約260年続いた徳川幕府は初期に幕藩体制の基礎を固めた.武家諸法度のように他を統率するための制度だけでなく,御三家の制度を設け,徳川家自身の世継ぎ問題にも気を配った.
御三家とは尾張家・紀伊家・水戸家を指し,尾張家と紀伊家には将軍家に嗣子がない時にこれを継ぐ権利を与えた.中でも尾張家は御三家の筆頭.家康の九男義直を始祖とし,東海道の要所に位置する名古屋城が与えられた.
二代藩主である徳川光友は藩主の地位を長男綱誠に譲った後,大曽根にあった重臣の土地を収公して隠居所を建設.敷地は光友没後に元の重臣に返還されるが,明治維新後には再び尾張徳川家に返上.現在,その地には徳川美術館が建ち,歴代相伝の大名道具や源氏物語絵巻を展示している.また,同じ敷地内には家康の旧蔵書である駿河御譲本を収蔵する蓬左文庫があり,池泉回遊式の日本庭園を持つ徳川園が公開されている.

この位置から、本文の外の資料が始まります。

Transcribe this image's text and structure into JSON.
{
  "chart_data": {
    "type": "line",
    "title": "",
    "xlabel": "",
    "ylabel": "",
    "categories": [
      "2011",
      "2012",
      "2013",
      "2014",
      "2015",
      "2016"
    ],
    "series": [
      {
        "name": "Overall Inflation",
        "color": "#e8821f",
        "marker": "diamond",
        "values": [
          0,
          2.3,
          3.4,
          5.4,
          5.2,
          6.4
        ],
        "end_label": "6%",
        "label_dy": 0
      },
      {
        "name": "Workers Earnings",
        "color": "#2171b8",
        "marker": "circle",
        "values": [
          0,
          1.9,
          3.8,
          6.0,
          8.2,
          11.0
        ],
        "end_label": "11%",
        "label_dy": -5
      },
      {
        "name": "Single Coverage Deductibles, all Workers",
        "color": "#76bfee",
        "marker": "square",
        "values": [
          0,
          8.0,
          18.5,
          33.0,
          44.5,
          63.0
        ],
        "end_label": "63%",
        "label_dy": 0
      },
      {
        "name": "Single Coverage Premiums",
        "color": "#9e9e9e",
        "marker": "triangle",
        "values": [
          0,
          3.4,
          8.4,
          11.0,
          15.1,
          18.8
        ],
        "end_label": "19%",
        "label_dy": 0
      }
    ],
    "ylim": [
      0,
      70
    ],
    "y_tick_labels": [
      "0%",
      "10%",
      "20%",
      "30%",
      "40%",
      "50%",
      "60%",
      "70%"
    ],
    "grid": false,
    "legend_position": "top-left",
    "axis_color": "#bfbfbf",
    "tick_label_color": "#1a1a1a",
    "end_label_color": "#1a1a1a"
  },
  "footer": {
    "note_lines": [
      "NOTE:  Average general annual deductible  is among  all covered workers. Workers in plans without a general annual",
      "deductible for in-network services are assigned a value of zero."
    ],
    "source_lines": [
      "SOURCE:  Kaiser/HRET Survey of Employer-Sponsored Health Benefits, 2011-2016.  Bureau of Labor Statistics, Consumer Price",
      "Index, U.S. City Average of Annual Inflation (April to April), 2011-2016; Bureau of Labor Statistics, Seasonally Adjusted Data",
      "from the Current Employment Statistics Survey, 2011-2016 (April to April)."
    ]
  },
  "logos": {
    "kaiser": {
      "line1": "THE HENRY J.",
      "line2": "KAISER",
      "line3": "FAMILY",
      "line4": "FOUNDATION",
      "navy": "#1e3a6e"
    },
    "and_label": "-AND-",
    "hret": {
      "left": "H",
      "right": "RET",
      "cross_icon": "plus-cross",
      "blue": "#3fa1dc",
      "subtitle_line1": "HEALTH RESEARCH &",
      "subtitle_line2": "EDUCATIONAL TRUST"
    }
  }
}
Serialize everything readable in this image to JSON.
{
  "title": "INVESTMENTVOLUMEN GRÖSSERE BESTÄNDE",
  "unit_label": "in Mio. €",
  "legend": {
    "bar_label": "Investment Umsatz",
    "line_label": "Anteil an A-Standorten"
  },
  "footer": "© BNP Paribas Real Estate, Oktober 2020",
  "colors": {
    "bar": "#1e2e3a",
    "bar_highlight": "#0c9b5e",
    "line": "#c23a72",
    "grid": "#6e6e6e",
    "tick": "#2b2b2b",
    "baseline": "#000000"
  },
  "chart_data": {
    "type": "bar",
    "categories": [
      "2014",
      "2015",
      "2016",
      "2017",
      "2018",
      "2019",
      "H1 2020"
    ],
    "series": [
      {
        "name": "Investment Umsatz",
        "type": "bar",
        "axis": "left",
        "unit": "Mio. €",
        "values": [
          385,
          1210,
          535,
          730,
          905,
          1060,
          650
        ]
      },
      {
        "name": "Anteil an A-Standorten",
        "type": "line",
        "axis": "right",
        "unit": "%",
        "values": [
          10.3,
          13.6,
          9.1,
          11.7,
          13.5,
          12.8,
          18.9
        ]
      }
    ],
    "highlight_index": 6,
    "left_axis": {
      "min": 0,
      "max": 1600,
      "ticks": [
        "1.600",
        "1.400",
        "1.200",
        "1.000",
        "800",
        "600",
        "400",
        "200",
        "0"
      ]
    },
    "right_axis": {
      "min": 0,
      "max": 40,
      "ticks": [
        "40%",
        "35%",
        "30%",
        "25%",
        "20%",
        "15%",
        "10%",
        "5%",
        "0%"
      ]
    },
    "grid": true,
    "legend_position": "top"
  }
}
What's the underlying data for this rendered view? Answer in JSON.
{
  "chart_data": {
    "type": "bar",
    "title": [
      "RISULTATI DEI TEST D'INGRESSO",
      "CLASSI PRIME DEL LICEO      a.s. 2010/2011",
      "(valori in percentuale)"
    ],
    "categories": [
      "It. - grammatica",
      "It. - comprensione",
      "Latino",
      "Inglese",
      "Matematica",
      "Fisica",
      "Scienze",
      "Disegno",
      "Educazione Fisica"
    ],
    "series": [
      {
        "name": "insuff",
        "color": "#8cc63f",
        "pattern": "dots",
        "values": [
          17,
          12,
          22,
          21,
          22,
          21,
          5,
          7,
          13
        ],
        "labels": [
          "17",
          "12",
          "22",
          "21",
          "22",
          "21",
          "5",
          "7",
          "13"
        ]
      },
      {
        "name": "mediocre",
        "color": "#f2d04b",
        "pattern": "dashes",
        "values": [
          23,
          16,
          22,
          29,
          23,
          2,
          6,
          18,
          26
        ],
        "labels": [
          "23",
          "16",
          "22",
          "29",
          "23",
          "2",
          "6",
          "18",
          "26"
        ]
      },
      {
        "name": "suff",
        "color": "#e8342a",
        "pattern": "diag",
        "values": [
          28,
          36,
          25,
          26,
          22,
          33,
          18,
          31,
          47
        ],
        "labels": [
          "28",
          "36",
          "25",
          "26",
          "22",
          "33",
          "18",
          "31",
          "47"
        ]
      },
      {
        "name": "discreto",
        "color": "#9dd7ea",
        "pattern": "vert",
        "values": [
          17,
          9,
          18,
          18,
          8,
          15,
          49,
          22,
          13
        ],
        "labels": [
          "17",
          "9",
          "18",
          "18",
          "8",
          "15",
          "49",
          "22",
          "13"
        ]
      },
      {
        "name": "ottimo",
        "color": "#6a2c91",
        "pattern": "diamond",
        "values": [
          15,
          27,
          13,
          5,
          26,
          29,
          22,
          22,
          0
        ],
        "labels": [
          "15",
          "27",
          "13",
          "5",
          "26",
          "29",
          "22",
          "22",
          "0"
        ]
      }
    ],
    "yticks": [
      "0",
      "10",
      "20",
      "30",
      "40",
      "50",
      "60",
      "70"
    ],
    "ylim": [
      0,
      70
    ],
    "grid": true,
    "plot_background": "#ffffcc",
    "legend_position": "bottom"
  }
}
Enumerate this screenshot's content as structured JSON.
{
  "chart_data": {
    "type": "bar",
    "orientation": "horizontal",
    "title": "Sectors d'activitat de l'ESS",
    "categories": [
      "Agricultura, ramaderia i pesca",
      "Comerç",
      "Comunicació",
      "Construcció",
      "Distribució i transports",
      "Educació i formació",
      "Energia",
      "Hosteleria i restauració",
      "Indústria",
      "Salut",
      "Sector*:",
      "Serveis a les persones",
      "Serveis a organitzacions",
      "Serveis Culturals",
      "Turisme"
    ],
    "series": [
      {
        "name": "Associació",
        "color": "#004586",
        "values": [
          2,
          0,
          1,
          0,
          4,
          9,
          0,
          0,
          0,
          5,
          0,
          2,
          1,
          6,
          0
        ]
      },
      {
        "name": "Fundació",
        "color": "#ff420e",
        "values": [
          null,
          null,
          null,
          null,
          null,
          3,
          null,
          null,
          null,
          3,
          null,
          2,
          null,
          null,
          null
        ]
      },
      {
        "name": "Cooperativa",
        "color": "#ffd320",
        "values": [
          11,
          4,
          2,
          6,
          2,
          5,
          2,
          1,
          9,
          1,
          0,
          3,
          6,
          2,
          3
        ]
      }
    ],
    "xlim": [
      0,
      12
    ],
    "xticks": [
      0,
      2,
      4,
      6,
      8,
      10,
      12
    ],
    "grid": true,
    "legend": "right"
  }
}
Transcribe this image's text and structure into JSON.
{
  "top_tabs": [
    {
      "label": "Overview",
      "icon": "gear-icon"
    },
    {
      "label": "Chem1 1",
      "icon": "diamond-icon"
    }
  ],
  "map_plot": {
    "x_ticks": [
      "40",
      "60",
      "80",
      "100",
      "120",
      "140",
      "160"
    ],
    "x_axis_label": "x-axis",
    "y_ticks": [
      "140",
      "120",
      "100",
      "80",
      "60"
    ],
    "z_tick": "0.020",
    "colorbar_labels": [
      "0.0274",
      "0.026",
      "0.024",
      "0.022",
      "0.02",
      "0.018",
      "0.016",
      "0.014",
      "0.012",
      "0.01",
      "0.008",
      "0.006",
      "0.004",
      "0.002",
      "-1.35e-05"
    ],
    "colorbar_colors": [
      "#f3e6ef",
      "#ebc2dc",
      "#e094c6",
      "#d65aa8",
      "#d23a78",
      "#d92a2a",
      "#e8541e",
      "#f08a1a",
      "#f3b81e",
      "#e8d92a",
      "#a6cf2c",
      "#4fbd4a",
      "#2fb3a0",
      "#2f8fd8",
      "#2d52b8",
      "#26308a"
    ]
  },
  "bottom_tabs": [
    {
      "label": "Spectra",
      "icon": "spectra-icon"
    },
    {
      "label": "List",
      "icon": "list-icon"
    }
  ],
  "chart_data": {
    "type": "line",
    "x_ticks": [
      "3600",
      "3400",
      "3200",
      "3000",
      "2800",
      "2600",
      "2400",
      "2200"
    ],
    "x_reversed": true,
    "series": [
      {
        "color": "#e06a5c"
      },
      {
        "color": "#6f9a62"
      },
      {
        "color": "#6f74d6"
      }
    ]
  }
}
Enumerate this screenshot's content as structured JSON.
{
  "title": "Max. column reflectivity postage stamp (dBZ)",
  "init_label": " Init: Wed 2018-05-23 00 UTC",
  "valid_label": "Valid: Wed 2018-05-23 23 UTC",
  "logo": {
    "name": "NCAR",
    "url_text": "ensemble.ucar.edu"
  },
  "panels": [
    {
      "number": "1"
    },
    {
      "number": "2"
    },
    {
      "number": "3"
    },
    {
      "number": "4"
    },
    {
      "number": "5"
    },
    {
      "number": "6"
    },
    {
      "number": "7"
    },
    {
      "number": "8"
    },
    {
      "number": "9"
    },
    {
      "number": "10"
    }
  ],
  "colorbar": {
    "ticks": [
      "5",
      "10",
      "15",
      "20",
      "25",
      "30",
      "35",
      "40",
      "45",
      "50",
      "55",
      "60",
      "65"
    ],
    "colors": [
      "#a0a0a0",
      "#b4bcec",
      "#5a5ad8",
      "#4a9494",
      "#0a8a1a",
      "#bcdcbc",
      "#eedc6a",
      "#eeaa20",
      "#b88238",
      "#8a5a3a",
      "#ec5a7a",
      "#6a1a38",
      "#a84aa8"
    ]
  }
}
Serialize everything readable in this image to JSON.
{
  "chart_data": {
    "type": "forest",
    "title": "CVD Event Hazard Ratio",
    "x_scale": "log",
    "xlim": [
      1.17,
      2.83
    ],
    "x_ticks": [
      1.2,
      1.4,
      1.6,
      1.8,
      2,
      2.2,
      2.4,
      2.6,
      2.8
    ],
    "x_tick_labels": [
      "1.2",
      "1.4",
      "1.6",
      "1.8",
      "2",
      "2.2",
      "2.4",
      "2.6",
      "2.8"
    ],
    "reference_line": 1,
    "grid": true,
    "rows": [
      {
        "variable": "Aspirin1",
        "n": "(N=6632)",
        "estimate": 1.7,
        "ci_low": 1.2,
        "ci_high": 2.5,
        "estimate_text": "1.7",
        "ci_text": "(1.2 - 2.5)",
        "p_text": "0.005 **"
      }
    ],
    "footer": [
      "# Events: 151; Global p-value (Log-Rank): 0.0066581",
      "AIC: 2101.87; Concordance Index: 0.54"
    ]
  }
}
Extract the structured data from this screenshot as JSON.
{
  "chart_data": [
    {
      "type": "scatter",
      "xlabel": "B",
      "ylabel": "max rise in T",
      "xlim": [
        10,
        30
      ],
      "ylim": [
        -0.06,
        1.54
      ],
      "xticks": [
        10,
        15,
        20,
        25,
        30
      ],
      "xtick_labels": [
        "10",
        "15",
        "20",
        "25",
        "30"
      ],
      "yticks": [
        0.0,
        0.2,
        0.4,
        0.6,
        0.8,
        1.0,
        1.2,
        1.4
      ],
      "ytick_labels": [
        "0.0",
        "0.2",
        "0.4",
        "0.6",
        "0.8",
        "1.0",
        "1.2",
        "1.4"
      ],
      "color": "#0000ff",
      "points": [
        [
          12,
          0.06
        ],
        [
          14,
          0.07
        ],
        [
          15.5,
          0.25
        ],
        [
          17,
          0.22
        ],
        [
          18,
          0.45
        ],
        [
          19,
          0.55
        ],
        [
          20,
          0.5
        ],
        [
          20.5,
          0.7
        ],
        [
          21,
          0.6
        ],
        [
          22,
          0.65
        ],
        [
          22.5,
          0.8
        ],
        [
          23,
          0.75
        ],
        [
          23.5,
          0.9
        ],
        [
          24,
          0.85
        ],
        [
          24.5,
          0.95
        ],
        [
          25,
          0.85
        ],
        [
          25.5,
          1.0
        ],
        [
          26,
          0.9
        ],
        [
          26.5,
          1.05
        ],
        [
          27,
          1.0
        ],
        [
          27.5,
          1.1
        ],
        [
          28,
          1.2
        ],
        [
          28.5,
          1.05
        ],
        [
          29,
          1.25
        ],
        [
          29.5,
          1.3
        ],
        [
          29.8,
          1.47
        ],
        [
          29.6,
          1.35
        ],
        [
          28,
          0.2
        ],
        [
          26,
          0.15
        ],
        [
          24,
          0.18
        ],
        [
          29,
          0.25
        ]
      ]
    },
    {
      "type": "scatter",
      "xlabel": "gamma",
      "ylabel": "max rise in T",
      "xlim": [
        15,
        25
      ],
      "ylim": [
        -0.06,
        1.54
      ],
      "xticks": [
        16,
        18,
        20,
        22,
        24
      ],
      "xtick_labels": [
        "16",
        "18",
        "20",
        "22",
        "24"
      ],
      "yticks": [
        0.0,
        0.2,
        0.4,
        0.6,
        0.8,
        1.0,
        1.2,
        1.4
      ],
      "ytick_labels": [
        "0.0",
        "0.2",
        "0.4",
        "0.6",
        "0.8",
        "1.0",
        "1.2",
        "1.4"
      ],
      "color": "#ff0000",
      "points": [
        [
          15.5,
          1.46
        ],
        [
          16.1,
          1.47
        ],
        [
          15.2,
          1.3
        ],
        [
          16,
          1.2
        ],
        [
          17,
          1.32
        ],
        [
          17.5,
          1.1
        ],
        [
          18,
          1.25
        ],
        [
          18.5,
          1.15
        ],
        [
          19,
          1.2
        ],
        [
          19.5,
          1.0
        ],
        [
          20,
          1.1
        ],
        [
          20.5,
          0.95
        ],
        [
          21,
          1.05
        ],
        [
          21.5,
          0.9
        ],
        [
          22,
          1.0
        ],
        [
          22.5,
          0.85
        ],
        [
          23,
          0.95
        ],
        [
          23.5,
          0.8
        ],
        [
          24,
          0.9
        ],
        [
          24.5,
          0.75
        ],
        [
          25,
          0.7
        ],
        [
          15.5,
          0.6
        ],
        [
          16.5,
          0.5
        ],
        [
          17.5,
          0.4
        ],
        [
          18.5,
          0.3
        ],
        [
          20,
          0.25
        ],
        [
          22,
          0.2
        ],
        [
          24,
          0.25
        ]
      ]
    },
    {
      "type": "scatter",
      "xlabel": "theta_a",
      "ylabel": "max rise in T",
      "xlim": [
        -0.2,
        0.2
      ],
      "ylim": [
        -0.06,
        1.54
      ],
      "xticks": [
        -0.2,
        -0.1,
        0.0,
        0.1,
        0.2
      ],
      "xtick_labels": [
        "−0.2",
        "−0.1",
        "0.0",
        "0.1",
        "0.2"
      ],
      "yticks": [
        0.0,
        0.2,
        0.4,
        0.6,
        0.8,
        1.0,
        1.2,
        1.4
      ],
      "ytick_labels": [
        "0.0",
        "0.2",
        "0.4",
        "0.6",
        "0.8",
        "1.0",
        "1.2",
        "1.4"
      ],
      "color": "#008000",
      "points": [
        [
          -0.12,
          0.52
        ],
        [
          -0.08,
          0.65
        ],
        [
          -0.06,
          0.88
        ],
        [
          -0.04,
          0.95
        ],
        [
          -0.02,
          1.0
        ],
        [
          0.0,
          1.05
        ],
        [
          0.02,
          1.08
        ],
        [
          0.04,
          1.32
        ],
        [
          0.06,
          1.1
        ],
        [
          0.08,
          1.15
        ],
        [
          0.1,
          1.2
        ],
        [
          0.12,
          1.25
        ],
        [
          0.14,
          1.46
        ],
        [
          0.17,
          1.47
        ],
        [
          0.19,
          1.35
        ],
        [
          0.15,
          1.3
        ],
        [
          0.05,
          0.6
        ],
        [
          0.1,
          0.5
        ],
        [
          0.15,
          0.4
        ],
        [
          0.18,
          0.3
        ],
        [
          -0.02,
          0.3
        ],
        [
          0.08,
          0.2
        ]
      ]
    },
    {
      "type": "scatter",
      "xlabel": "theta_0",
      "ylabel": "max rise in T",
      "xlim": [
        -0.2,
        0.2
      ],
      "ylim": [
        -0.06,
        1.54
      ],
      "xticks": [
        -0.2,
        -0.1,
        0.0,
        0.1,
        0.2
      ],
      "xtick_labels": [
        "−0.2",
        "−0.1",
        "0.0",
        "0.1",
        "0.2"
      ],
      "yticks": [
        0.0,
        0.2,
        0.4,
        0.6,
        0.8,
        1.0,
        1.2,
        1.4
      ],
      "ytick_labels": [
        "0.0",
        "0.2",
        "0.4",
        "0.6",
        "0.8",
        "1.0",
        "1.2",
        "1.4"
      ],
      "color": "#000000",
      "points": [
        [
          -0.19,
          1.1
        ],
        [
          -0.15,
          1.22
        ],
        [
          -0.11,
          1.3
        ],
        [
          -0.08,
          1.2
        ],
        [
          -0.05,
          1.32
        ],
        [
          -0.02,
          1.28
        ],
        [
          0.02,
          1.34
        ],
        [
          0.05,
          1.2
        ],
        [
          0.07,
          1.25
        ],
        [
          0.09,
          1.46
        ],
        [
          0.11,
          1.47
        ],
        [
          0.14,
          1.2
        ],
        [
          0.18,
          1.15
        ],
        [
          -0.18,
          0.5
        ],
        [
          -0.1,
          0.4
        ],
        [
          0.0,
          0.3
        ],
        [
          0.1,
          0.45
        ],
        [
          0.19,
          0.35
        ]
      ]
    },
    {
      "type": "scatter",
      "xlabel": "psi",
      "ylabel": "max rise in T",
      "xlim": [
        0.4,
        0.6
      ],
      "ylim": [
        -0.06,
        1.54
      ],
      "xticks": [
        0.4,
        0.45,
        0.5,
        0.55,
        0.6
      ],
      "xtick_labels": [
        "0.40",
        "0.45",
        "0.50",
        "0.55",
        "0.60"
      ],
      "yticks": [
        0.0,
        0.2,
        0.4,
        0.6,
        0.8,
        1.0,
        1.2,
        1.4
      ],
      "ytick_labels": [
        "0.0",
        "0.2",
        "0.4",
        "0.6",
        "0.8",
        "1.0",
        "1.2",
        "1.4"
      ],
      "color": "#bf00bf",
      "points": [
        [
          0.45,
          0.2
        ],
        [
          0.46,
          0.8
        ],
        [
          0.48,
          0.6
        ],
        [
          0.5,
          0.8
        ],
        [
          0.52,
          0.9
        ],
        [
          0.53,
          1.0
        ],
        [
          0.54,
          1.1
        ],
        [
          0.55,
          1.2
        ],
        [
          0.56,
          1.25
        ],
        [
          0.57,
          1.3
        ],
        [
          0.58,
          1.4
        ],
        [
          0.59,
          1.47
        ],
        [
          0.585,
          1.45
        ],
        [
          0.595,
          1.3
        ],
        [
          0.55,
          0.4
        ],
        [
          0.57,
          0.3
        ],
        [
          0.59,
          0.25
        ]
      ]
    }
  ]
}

徳川園は昭和20年の大空襲によって大部分を焼失.長らく閉鎖されていたが,2004年にリニューアルオープンし一般公開された.戦焼を免れたという黒門以外は新しい建物が多く,歴史を感じるのは難しい.それでも大名の庭園だ.ゆったりとした殿様気分の時間と空間を感じることができる.
徳川園から15分ほど歩くと,光友が父義直の菩提を弔うために建立した建中寺がある.建中寺は尾張徳川家の菩提寺だ.寺の周辺を調べてみると,奥まったところに幾つかの墓碑が立つ.しかし,多くの墓碑は朽ち果てたまま放置されている.
以前,歴代藩主の墓地は本堂の裏にあったらしい.しかし,戦後の都市開発で境内に置くのが難しくなり,初代藩主義直の墓地がある定光寺に移された.定光寺は瀬戸の近くだ.近いうちに行ってみよう.
大曽根屋敷周辺には徳川の歴史が色濃く残っている.建中寺の門には葵の紋が刻まれ,徳川町や葵など周辺には徳川に縁のある地名が多く見られる.白壁町は武家屋敷として白壁の塀が並んだことから付けられた地名だ.
徳川町から白壁町へは出来町通りに沿って歩いて1時間くらいの道のり.この辺り一帯は超高級住宅街となっている.マンションかと見間違うような一軒家の豪邸.駐車場には高級外車が並び,運転手が待機している.あまりの立派さに思わずため息が出る.この白壁町.不思議なことに多くの著名人を輩出している.
歩いていて,まず始めに目に飛び込んできたのは,つい先日開館したばかりの文化のみち二葉.旧川上貞奴邸である.川上貞奴は1900年のパリ万博でマダム貞奴といわれ世界的に一躍有名になった.日本の女優第一号とされる人物だ.貞奴は大正時代に,電力王と呼ばれ福沢諭吉の娘婿でもある福沢桃介と共にこの和洋折衷の建物で暮らした.
開館したばかりでテレビに取り上げられる機会も多かったため多くの人が並んでいた.中に入ると,らせん階段がある大広間には当時のステンドグラスなどが飾られており,優雅な気分になる.とても個人の家には思えない.
旧川上貞奴邸のすぐ近くに建つのが旧豊田佐助邸だ.豊田佐助は,自動織機を発明し今日のトヨタグループの礎を築いた豊田佐吉の弟であり,兄の事業を補佐した実業家である.タイル貼りのモダンな洋館に和館が併設されたまま保存され,何人が寝泊まりするのだろうと思えるほどたくさんの部屋がある.
佐吉,佐助,喜一郎ら豊田一族以外にも,醸造業を営む盛田家からはソニーを創業した盛田昭夫が生まれ育っている.また,陶磁器のブランドであるノリタケを創設した森村市左衛門もこの地域の出身.ブラザーや敷島製パンなどの企業も周辺地域から生まれている.
江戸期には武家屋敷が立ち並んでいた白壁町は,後に多くの財界人を輩出しており,近代と現代の歴史がほどよくミックスされた町並みが保存されている.
白壁町からは名古屋城へ向かって歩くのが歴史散策コースとしては王道であろう.しかし,ここからは今日一番の本命である鳥料理屋へと足を向けた.名古屋コーチンの専門店だ.その土地ならではの食事,これも歴史散策の醍醐味である.